Now, at University of California in Berkeley, it appears that they have managed to artificially reproduce the process of photosynthesis. Or, in other words, to make Diesel fuel out of and sunlight, see here.
Princeton physicist Freeman Dyson, in The Sun, the Genome, the Internet mused over the demographic problem of overcrowded cities and its possible solutions.

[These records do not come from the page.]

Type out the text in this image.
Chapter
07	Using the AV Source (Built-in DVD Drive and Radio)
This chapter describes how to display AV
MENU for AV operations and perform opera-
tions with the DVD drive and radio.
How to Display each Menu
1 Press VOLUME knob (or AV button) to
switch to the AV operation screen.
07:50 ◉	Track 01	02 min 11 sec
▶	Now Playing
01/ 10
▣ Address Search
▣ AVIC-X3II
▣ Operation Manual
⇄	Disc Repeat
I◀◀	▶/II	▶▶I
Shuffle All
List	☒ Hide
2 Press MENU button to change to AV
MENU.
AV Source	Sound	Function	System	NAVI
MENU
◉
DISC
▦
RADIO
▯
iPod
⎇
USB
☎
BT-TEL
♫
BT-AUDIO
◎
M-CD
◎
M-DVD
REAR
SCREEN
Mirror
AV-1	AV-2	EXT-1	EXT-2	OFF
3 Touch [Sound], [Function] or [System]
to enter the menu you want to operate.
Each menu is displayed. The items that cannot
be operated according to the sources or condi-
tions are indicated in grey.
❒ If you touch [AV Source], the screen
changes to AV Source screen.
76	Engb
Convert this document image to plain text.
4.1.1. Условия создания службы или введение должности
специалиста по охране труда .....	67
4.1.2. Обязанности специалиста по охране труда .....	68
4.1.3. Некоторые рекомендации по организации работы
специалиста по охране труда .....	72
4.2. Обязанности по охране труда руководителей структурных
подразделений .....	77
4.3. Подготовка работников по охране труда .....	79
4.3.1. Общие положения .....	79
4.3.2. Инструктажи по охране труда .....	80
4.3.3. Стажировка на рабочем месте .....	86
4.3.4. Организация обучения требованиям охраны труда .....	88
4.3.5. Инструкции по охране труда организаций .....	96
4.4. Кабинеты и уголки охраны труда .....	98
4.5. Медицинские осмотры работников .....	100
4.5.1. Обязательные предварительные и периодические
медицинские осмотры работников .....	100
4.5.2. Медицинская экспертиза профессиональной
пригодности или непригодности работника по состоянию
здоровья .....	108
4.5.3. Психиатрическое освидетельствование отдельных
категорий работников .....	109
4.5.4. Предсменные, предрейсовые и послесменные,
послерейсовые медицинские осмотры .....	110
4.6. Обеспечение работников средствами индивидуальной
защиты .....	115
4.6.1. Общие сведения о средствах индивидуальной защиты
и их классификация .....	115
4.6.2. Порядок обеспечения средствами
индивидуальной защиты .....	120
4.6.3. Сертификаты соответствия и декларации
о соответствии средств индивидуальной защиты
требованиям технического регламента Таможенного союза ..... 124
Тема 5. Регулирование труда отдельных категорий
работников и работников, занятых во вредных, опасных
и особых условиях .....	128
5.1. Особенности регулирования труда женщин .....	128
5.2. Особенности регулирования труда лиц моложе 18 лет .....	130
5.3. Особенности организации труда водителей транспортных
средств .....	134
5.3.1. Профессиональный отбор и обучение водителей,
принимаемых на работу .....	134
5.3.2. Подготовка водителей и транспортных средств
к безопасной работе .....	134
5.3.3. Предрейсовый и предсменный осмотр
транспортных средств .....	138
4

Gentrification for rural areas, if cheap fuel is available, would be an easy answer.
Historically the transition to big cities happened as the economics of large concentrations of people drove ever more people into large agglomerates: btw, the steady loss of economic function on the part of smaller towns was also the reason why they retreated into themselves, thus becoming “provincial” and ultimately parochial (see Eric Hobsbawm, “The Age of Revolution”).
The availability of cheap fuel (because of artificial photosynthesis) and the possibility of locally engineering the components of production (via 3D printing and Internet) could reverse the historical process of big concentration of people in cities thus making most of the planet suitable for advanced life-conditions.
When in Brazil they produce ethanol out of crops, they are ultimately using plants as a (non-linear) black-box to store the flow of energy coming from the sun. The net efficiency is very low. What if we could engineer processes to make that efficiency higher (via artificial photosynthesis f.e.) and thus have plants that produce diesel fuel, say, just out of thin air and (free) sunlight?